私自身、外食産業に情報システムを売り込む際、この「あなたから買いたい…」という状況を意識的に作り込んでいたので、この手の戦術がパッと閃きました。
外食産業の社長は、多忙であり情報収集活動がままなりません。
なので「日経レストラン」や「月刊食堂」などに掲載された繁盛店情報をコピーしておき、繁盛の理由分析を自分なりにおこなって見込客にレポートをFAX配信していました。
自分が行ける範囲の店なら、実際に食べいった感想も添えていました。
メルマガがない時代の、苦肉の策だったのですが……これが功をなして、新規開拓が面白いように成功した経験があります。

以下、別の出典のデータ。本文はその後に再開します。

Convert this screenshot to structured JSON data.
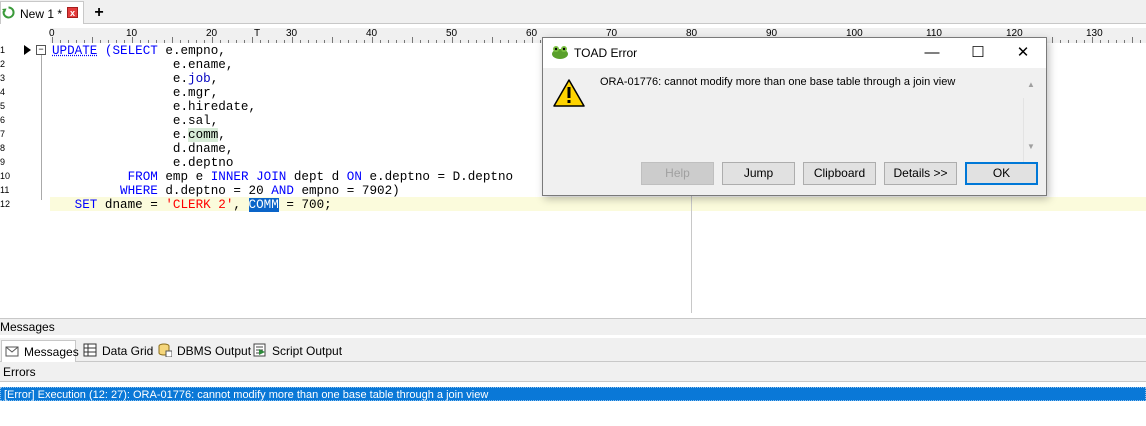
{
  "tabs": {
    "doc_title": "New 1 *",
    "close_glyph": "x",
    "add_glyph": "+"
  },
  "ruler": {
    "labels": [
      "0",
      "10",
      "20",
      "30",
      "40",
      "50",
      "60",
      "70",
      "80",
      "90",
      "100",
      "110",
      "120",
      "130"
    ],
    "caret": "T"
  },
  "editor": {
    "line_numbers": [
      "1",
      "2",
      "3",
      "4",
      "5",
      "6",
      "7",
      "8",
      "9",
      "10",
      "11",
      "12"
    ],
    "lines": [
      [
        {
          "t": "UPDATE",
          "c": "kw u-dot"
        },
        {
          "t": " (SELECT ",
          "c": "kw"
        },
        {
          "t": "e.empno,",
          "c": "ident"
        }
      ],
      [
        {
          "t": "                e.ename,",
          "c": "ident"
        }
      ],
      [
        {
          "t": "                e.",
          "c": "ident"
        },
        {
          "t": "job",
          "c": "fld"
        },
        {
          "t": ",",
          "c": "ident"
        }
      ],
      [
        {
          "t": "                e.mgr,",
          "c": "ident"
        }
      ],
      [
        {
          "t": "                e.hiredate,",
          "c": "ident"
        }
      ],
      [
        {
          "t": "                e.sal,",
          "c": "ident"
        }
      ],
      [
        {
          "t": "                e.",
          "c": "ident"
        },
        {
          "t": "comm",
          "c": "ident hl-green"
        },
        {
          "t": ",",
          "c": "ident"
        }
      ],
      [
        {
          "t": "                d.dname,",
          "c": "ident"
        }
      ],
      [
        {
          "t": "                e.deptno",
          "c": "ident"
        }
      ],
      [
        {
          "t": "          FROM ",
          "c": "kw"
        },
        {
          "t": "emp e ",
          "c": "ident"
        },
        {
          "t": "INNER JOIN ",
          "c": "kw"
        },
        {
          "t": "dept d ",
          "c": "ident"
        },
        {
          "t": "ON ",
          "c": "kw"
        },
        {
          "t": "e.deptno = D.deptno",
          "c": "ident"
        }
      ],
      [
        {
          "t": "         WHERE ",
          "c": "kw"
        },
        {
          "t": "d.deptno = ",
          "c": "ident"
        },
        {
          "t": "20 ",
          "c": "num"
        },
        {
          "t": "AND ",
          "c": "kw"
        },
        {
          "t": "empno = ",
          "c": "ident"
        },
        {
          "t": "7902",
          "c": "num"
        },
        {
          "t": ")",
          "c": "ident"
        }
      ],
      [
        {
          "t": "   SET ",
          "c": "kw"
        },
        {
          "t": "dname = ",
          "c": "ident"
        },
        {
          "t": "'CLERK 2'",
          "c": "str"
        },
        {
          "t": ", ",
          "c": "ident"
        },
        {
          "t": "COMM",
          "c": "hl-sel"
        },
        {
          "t": " = ",
          "c": "ident"
        },
        {
          "t": "700",
          "c": "num"
        },
        {
          "t": ";",
          "c": "ident"
        }
      ]
    ]
  },
  "dialog": {
    "title": "TOAD Error",
    "minimize": "—",
    "maximize": "☐",
    "close": "✕",
    "message": "ORA-01776: cannot modify more than one base table through a join view",
    "buttons": {
      "help": "Help",
      "jump": "Jump",
      "clipboard": "Clipboard",
      "details": "Details >>",
      "ok": "OK"
    }
  },
  "messages": {
    "header": "Messages",
    "tabs": [
      "Messages",
      "Data Grid",
      "DBMS Output",
      "Script Output"
    ],
    "errors_title": "Errors",
    "error_row": "[Error] Execution (12: 27): ORA-01776: cannot modify more than one base table through a join view"
  },
  "colors": {
    "selection": "#0a78d7",
    "keyword": "#0000ff",
    "string": "#ff0000",
    "current_line": "#fbfbdc"
  }
}
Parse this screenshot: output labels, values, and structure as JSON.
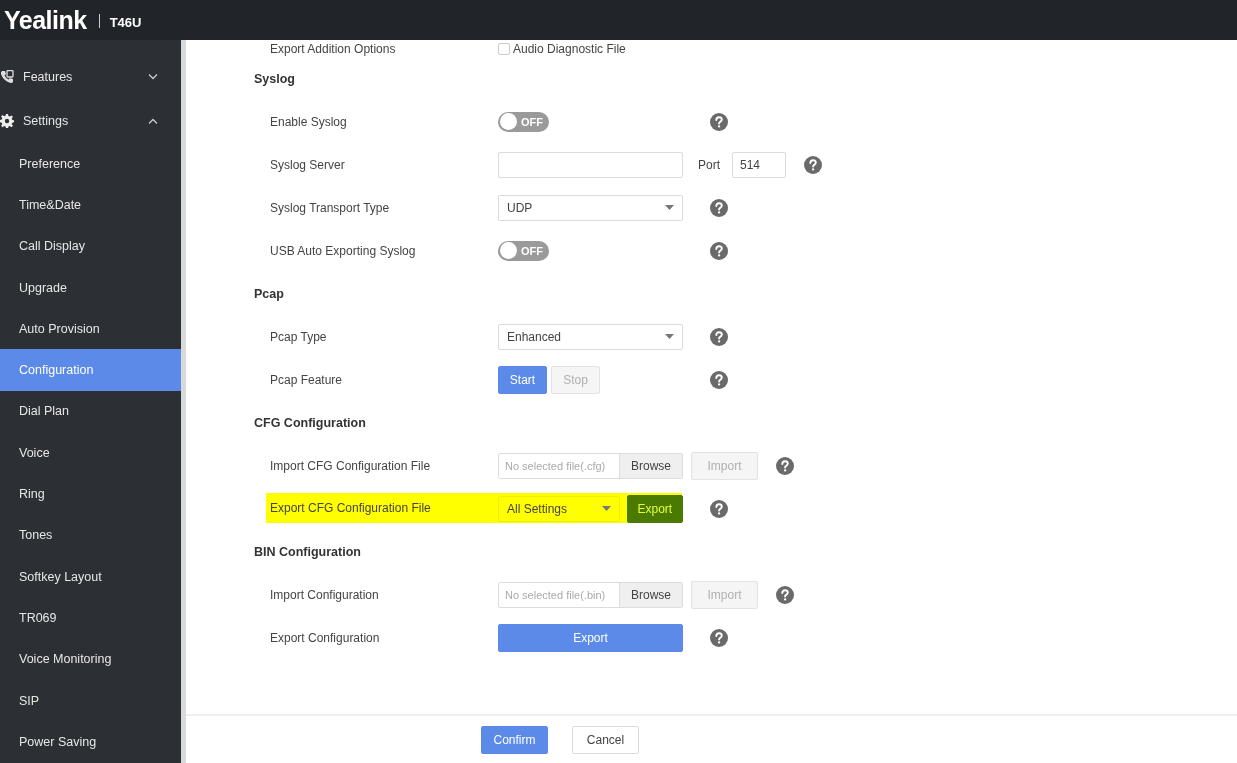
{
  "header": {
    "logo": "Yealink",
    "model": "T46U"
  },
  "sidebar": {
    "items": [
      {
        "label": "Features",
        "kind": "group",
        "expanded": false
      },
      {
        "label": "Settings",
        "kind": "group",
        "expanded": true
      },
      {
        "label": "Preference",
        "kind": "sub",
        "selected": false
      },
      {
        "label": "Time&Date",
        "kind": "sub",
        "selected": false
      },
      {
        "label": "Call Display",
        "kind": "sub",
        "selected": false
      },
      {
        "label": "Upgrade",
        "kind": "sub",
        "selected": false
      },
      {
        "label": "Auto Provision",
        "kind": "sub",
        "selected": false
      },
      {
        "label": "Configuration",
        "kind": "sub",
        "selected": true
      },
      {
        "label": "Dial Plan",
        "kind": "sub",
        "selected": false
      },
      {
        "label": "Voice",
        "kind": "sub",
        "selected": false
      },
      {
        "label": "Ring",
        "kind": "sub",
        "selected": false
      },
      {
        "label": "Tones",
        "kind": "sub",
        "selected": false
      },
      {
        "label": "Softkey Layout",
        "kind": "sub",
        "selected": false
      },
      {
        "label": "TR069",
        "kind": "sub",
        "selected": false
      },
      {
        "label": "Voice Monitoring",
        "kind": "sub",
        "selected": false
      },
      {
        "label": "SIP",
        "kind": "sub",
        "selected": false
      },
      {
        "label": "Power Saving",
        "kind": "sub",
        "selected": false
      }
    ]
  },
  "sections": [
    {
      "rows": [
        {
          "label": "Export Addition Options",
          "kind": "checkbox",
          "option": "Audio Diagnostic File",
          "checked": false,
          "highlighted": false
        }
      ]
    },
    {
      "title": "Syslog",
      "rows": [
        {
          "label": "Enable Syslog",
          "kind": "toggle",
          "on": false,
          "state_text": "OFF",
          "highlighted": false
        },
        {
          "label": "Syslog Server",
          "kind": "text_port",
          "value": "",
          "port_label": "Port",
          "port": "514",
          "highlighted": false
        },
        {
          "label": "Syslog Transport Type",
          "kind": "select",
          "value": "UDP",
          "highlighted": false
        },
        {
          "label": "USB Auto Exporting Syslog",
          "kind": "toggle",
          "on": false,
          "state_text": "OFF",
          "highlighted": false
        }
      ]
    },
    {
      "title": "Pcap",
      "rows": [
        {
          "label": "Pcap Type",
          "kind": "select",
          "value": "Enhanced",
          "highlighted": false
        },
        {
          "label": "Pcap Feature",
          "kind": "buttons",
          "buttons": [
            {
              "label": "Start",
              "disabled": false
            },
            {
              "label": "Stop",
              "disabled": true
            }
          ],
          "highlighted": false
        }
      ]
    },
    {
      "title": "CFG Configuration",
      "rows": [
        {
          "label": "Import CFG Configuration File",
          "kind": "file",
          "placeholder": "No selected file(.cfg)",
          "browse": "Browse",
          "action": "Import",
          "highlighted": false
        },
        {
          "label": "Export CFG Configuration File",
          "kind": "select_button",
          "value": "All Settings",
          "action": "Export",
          "highlighted": true
        }
      ]
    },
    {
      "title": "BIN Configuration",
      "rows": [
        {
          "label": "Import Configuration",
          "kind": "file",
          "placeholder": "No selected file(.bin)",
          "browse": "Browse",
          "action": "Import",
          "highlighted": false
        },
        {
          "label": "Export Configuration",
          "kind": "wide_button",
          "action": "Export",
          "highlighted": false
        }
      ]
    }
  ],
  "footer": {
    "buttons": [
      {
        "label": "Confirm",
        "primary": true
      },
      {
        "label": "Cancel",
        "primary": false
      }
    ]
  }
}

「外食産業の経営管理システムを販売する人間が、繁盛店の情報を握っている…。」
販売する商品と営業マンの専門性との親和性が高い場合、買い手は「この人なら話を聞いても良いかな?」という心理状態に陥るのは、しごく当然です。
この消費者心理は他の業界にもヨコ展開できる不変の心理です。
人間は、自分を大切にしてくれる人、自分にとって有益な情報を持ってきてくれる人には、好意を抱きやすくなるからです。
従って、学校に教材を販売するのであれば、教員が悩んでいる事、困っている事、求めている情報などを定期的に自分のフィルターを通して発信することで、「あなたの話を聞いてみたい…」という心理的下地をつくることが同じように出来るわけなのです。
商品の差別化が難しい場合の新規開拓は、売り手自身の差別化を図ることが有効になります。
差別化の目的は「選ばれる存在」になることです。
なにも商品の差別化ばかりが能でないのです。
これは、何も個人プレーである必要はありません。
組織的に行うことで、さらに効果は倍増されます。
我々は、買い手から選ばれる存在になっているのか?
少しでも「?」が頭に浮かんだら、一度営業活動を棚卸ししてみる良い機会なのかも知れません。